Die Pläne kommen wieder aus der Schublade

Im Oktober 2006 schlug Zetsche die unter Edzard Reuter errichtete Bürostadt in Möhringen für 240 Millionen Euro an eine französische Kapitalgesellschaft los. Gleichzeitig wurden die Räume zurückgemietet. 2016 kann ein Teil des Vertrags gelöst werden. In der Möhringer Exklave ist auf 107.000 Quadratmetern Platz für 2700 Beschäftigte.

Schon beim Umzug nach Untertürkheim war klar, dass der Vorstand in dem 65 Meter messenden Hochhaus lediglich einen Zwischenstopp einlegen würde. Die Büros galten als angestaubt, der Komplex als nicht wirtschaftlich sanierbar. Direkt daneben entwarf daher das Stuttgarter Architekturbüro Belz, Lutz, Guggenberger (KBK) auf den Grundmauern des abgerissenen alten Museums einen viergeschossigen Neubau. "Ein Zweckbau im Herzen des Werks", hieß es bei der Daimler-Pressestelle untertreibend. "Ein Zweckbau, der aufgrund seiner Position und Aufgabe Würde und Eleganz erhalten soll", konkretisierte der 2009 verstorbene Belz.

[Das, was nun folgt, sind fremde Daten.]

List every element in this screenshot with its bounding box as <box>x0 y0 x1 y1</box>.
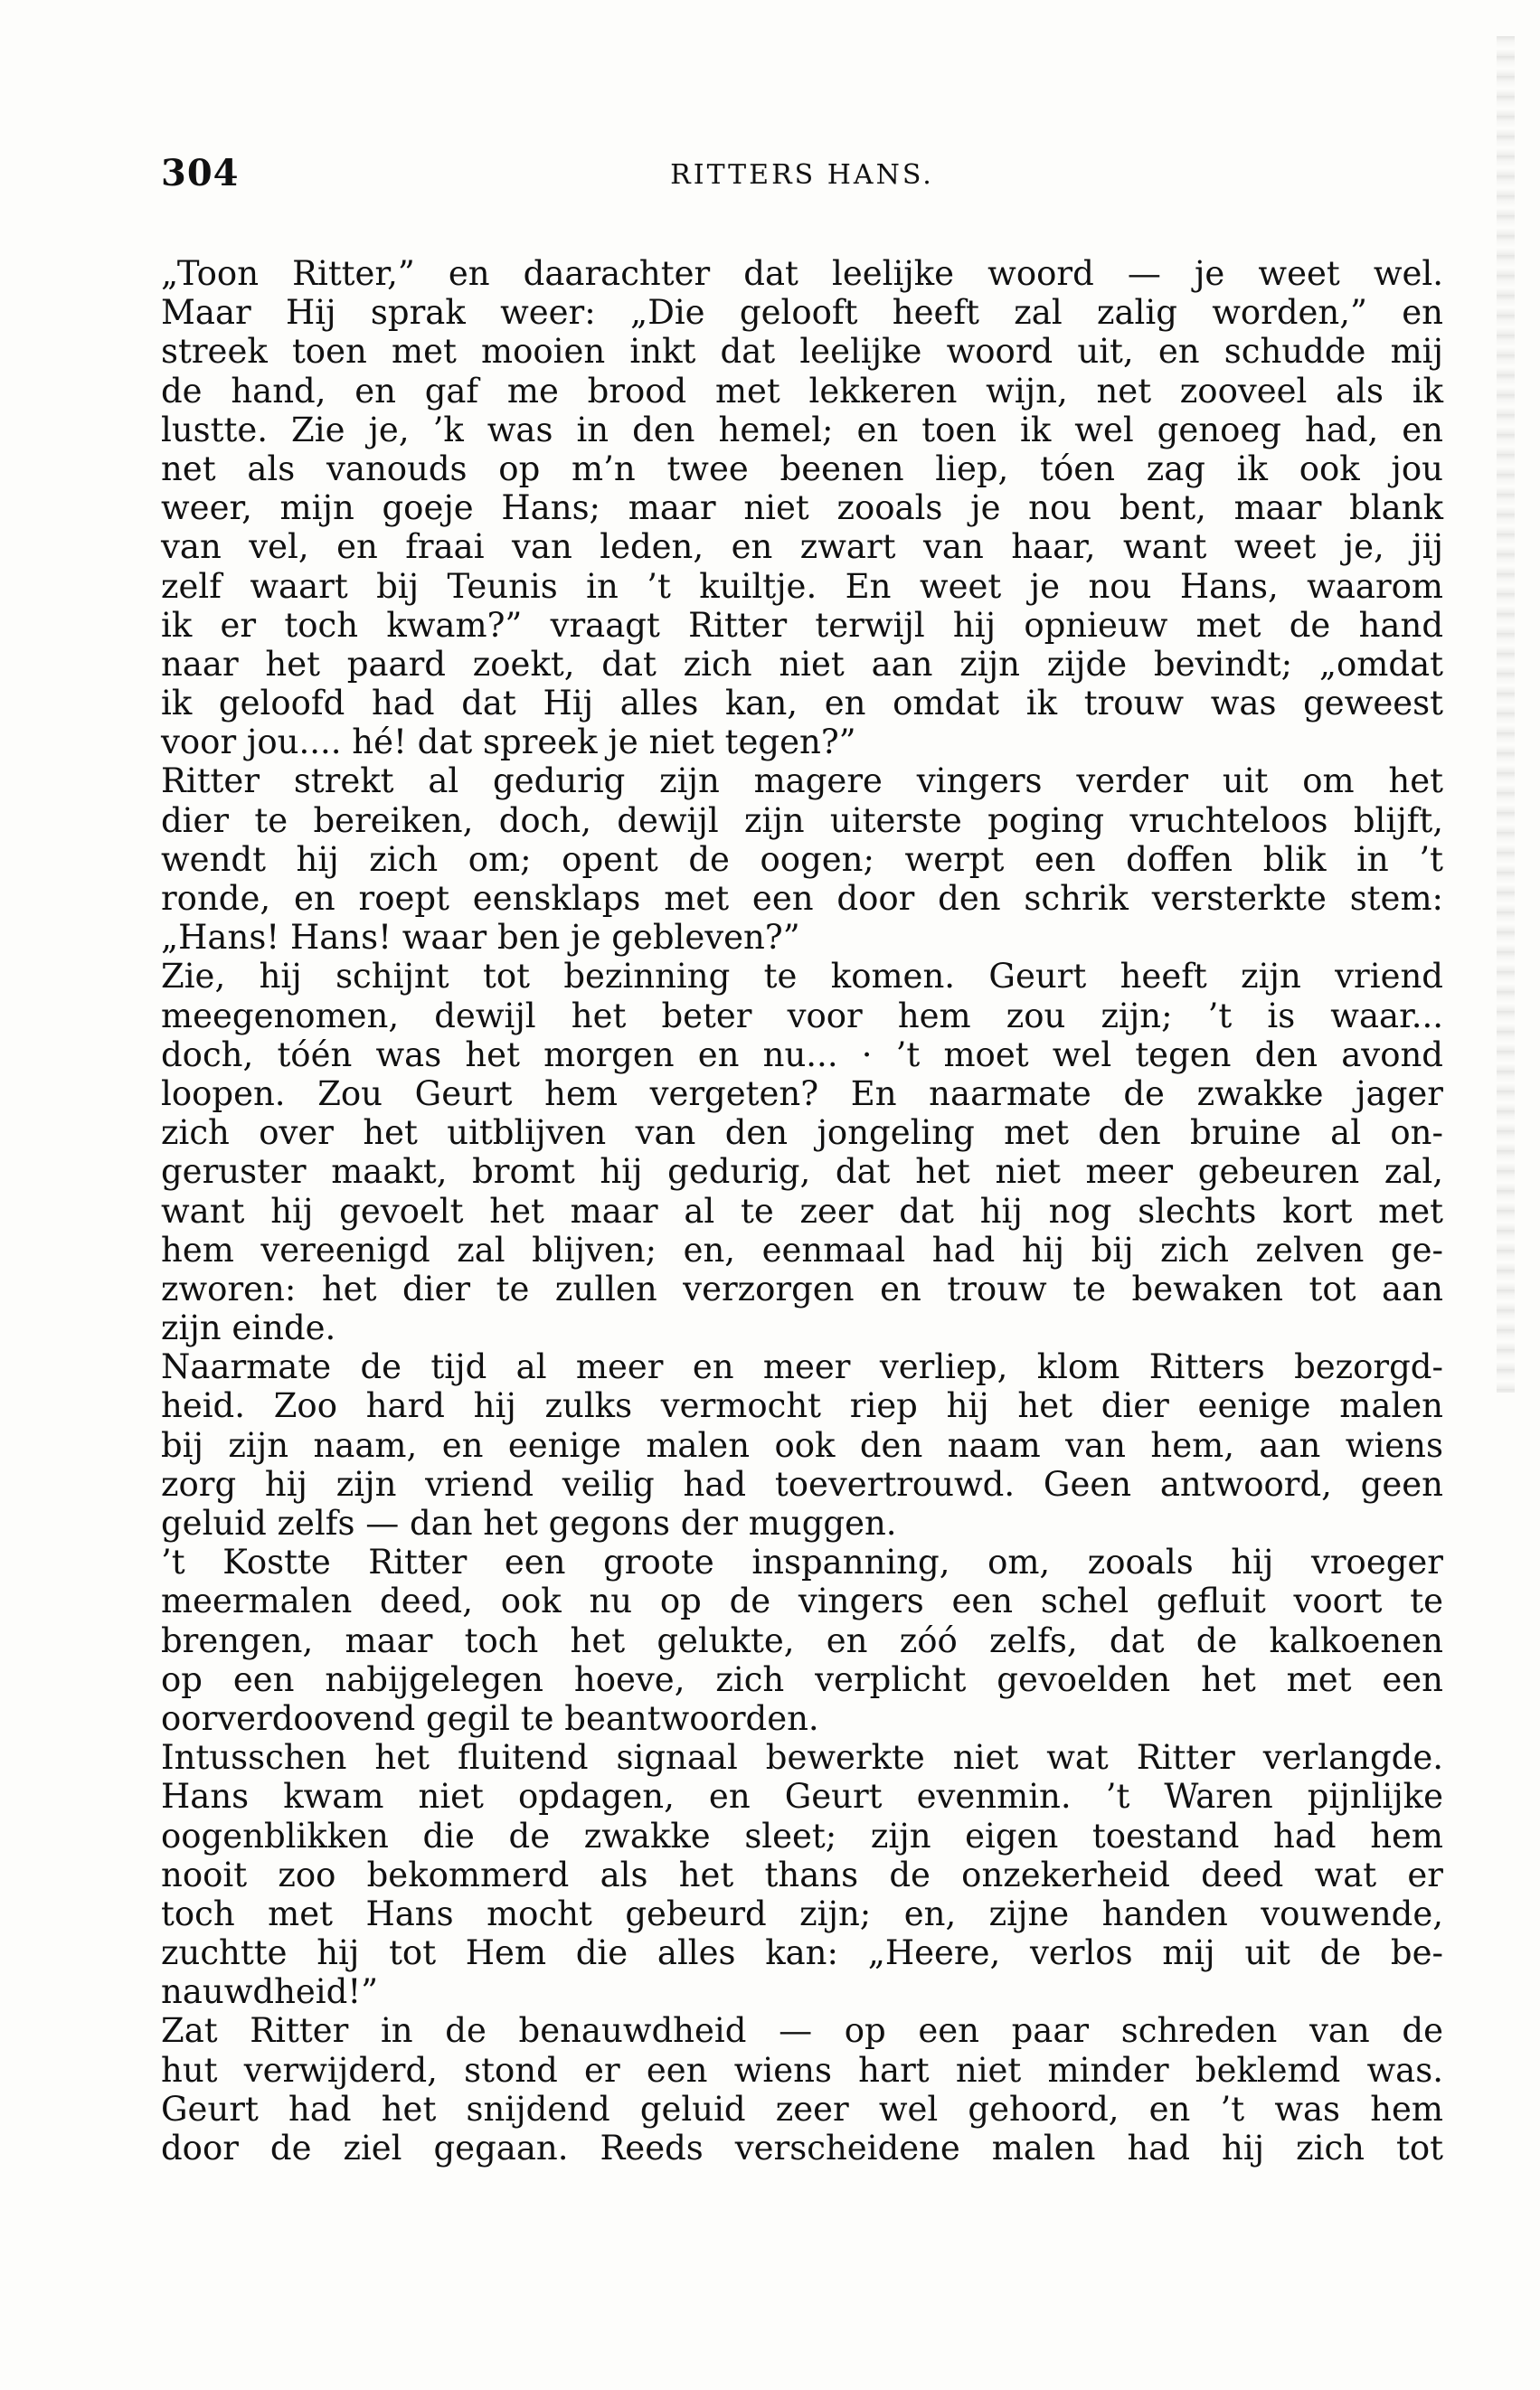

Der Vorstand sammelte in diesem Neubau 2008 auf 9100 Quadratmetern 400 Mitarbeiter um sich - und lobte dann unter sieben Büros einen Architektenwettbewerb für ein neues Hochhaus aus. Das Planungsgutachten sah zwei Sieger: das Büro Barkow Leibinger aus Berlin und Behnisch Architekten aus Stuttgart. Beide wollen den Büroriegel aus den 60er Jahren durch einen neuen, um 90 Grad in Tal-Längsrichtung gedrehten Glasturm ersetzen. Doch die Sieger wurden in den Wartestand geschickt. Das nächste massive Sparprogramm rollte durch den Konzern, die Pläne lagen auf Eis. Nun kommen sie wieder aus der Schublade.